Page:Revue philosophique de la France et de l’étranger, tome XXV, 1888.djvu/78

La bibliothèque libre.
Le texte de cette page a été corrigé et est conforme au fac-similé.
68
revue philosophique

Ainsi, même lorsque Descartes parle en savant, il reste métaphysicien, et ses théories se mêlent aux faits positifs et à leurs causes, au moment même où il semble le mieux les apercevoir. Voilà peut-être pourquoi, entre l’autorité de Descartes et celle de Torricelli, en faveur de la même opinion, Pascal n’hésitait pas : il préférait celle de Torricelli. L’opinion de celui-ci sur la cause du phénomène se présentait seule, en toute simplicité et naïveté ; mais celle de Descartes se confondait avec une hypothèse dont il la faisait dépendre, et qui ne pouvait que la compromettre aux yeux d’un savant véritable. Ainsi s’expliquent les paroles de Jacqueline, dictées sans doute par Pascal lui-même : « M. Descartes croit fort à la colonne d’air, mais par une raison que mon frère n’approuve pas. »

VI. Vérification de cette cause.

On va voir encore mieux maintenant l’excellence de la méthode à laquelle Pascal avait été habitué dès l’enfance par son père. Il connaissait déjà l’opinion de Torricelli, mais n’osa pas, faute d’expériences convaincantes, la proposer dans son abrégé d’octobre 1647. Comme il écrivait un peu après au P. Noël, tant qu’une chose n’est pas prouvée, « nous ne l’appelons que vision, caprice, fantaisie, quelquefois idée, et tout au plus belle pensée. Et parce que nous ne pouvons l’affirmer sans témérité, nous penchons plutôt vers la négative[1] ». Qu’arrive-t-il, en effet, si on l’affirme précipitamment ? On n’est pas sûr de soi, on ne s’y tient pas ferme comme à une vérité bien établie, et quelquefois pressé par un adversaire, on lâche prise, sauf à la reprendre ensuite, mais sans plus de raison qu’on n’en avait d’abord.

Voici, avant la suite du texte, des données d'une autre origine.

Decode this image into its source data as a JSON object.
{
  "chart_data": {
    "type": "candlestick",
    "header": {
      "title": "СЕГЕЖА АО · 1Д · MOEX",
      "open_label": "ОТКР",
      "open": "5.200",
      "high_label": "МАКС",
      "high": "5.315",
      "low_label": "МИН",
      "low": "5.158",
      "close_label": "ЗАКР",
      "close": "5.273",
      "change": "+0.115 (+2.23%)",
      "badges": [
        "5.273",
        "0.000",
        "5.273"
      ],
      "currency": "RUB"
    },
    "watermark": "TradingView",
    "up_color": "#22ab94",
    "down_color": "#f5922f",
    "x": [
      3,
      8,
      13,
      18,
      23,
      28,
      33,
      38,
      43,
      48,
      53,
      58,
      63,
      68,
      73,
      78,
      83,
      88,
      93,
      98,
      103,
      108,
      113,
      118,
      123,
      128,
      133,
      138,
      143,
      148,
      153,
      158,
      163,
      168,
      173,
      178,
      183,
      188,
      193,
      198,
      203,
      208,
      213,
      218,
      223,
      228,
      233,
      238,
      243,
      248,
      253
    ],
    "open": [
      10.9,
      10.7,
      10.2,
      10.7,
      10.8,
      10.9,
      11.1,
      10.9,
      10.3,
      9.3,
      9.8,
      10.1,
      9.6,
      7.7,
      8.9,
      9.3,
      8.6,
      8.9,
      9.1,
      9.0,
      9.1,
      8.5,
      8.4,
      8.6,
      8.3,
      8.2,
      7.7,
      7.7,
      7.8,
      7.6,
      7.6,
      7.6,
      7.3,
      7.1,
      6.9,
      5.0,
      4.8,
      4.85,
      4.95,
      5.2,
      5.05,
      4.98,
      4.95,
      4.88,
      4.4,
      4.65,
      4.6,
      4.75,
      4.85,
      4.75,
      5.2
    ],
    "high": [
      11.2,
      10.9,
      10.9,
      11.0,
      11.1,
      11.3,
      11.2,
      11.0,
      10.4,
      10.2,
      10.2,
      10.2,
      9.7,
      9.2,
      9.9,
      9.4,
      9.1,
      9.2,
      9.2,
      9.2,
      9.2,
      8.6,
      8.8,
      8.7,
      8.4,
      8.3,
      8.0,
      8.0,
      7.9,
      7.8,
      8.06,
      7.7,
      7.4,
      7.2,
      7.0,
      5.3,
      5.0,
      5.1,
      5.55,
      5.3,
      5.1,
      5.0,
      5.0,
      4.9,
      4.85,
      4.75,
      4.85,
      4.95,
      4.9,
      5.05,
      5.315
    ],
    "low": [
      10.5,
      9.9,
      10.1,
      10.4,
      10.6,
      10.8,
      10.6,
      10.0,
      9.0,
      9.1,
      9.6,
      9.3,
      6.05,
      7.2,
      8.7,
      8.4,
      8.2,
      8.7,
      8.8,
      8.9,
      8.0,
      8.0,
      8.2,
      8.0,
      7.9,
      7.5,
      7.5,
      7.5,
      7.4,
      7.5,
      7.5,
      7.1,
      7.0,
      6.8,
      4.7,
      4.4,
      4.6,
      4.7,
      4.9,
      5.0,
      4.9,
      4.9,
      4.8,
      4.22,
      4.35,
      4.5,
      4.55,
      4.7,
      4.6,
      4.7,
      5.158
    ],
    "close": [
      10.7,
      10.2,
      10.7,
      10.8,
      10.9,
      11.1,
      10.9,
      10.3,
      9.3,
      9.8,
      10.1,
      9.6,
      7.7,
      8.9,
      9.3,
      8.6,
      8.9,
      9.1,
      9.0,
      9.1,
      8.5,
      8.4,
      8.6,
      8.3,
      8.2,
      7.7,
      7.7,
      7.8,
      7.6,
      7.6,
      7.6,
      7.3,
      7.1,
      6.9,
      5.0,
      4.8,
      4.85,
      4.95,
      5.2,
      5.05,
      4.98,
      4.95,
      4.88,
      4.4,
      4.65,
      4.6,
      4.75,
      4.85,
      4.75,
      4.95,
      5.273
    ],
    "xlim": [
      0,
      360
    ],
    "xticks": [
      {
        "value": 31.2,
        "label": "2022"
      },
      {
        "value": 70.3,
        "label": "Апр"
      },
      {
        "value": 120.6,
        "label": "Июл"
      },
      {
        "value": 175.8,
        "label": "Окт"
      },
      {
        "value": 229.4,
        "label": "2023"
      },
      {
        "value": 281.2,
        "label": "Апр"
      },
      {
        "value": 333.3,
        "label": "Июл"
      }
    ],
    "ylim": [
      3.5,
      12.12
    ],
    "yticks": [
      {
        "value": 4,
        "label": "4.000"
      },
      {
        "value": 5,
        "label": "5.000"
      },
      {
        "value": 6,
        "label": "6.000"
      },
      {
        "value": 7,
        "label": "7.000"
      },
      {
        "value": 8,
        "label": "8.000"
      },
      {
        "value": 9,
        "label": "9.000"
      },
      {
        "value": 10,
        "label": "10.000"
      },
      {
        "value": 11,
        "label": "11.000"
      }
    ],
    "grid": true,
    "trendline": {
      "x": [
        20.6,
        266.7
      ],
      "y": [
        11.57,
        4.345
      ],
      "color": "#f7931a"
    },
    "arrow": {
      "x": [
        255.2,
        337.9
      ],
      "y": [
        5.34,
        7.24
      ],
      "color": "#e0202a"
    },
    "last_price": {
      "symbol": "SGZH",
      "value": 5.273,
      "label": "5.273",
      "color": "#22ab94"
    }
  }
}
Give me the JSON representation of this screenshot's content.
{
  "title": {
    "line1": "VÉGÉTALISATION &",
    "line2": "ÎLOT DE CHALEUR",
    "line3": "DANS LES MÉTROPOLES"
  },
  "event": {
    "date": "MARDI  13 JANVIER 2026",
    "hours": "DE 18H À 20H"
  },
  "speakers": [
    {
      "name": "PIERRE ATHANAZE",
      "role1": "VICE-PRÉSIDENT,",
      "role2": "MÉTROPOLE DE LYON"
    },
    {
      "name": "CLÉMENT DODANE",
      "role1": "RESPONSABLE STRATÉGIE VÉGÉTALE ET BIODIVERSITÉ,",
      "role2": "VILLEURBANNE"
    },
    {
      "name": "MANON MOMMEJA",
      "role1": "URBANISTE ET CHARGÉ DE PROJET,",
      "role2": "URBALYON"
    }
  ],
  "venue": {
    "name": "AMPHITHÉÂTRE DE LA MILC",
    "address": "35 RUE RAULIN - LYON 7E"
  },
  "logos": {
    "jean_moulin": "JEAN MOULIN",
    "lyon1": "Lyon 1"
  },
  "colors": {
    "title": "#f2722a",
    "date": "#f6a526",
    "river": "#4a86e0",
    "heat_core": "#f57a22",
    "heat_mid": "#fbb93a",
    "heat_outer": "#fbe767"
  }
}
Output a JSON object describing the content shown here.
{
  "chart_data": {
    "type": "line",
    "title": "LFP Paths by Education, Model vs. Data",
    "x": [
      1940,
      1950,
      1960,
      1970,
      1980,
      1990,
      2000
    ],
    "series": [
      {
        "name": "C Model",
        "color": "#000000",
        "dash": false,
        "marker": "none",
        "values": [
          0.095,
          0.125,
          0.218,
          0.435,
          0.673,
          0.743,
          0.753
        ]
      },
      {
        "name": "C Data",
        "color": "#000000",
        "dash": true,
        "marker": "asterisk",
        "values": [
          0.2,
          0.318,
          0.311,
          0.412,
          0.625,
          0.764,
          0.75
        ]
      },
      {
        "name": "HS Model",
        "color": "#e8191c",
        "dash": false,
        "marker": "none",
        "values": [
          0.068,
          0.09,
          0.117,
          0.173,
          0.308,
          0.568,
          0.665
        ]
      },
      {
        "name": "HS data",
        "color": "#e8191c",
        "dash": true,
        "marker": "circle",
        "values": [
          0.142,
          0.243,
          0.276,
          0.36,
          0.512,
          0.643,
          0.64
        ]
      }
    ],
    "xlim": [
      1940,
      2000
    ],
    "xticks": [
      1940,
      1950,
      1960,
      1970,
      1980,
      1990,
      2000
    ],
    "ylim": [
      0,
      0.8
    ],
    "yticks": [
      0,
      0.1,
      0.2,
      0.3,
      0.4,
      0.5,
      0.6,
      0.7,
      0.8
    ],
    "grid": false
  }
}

Descartes n’a pas échappé à ce danger. Lui que nous avons vu tout à l’heure si affirmatif et si explicite dans sa lettre du 2 juin 1631, nous le retrouvons plus tard indécis et peu net. Le 8 octobre 1638, après avoir parcouru les dialogues de Galilée, il écrivit au P. Mersenne que « cette observation que les pompes ne tirent point l’eau à plus de dix-huit brasses de hauteur, ne se doit point rapporter au vide ; mais, dit-il, ou à la matière des pompes ou à celle de l’eau même qui s’écoule entre le piston et le tuyau, plutôt que de s’élever plus haut, ou même à la pesanteur de l’eau qui contrebalance celle de l’air » [2]. La véritable explication n’est indiquée qu’après deux autres,

  1. Œuvres complètes de Pascal, petite édit. in-18, Hachette, t.  III, p. 13.
  2. Œuvres de Descartes, édit. Cousin, t.  VII, p. 436-437.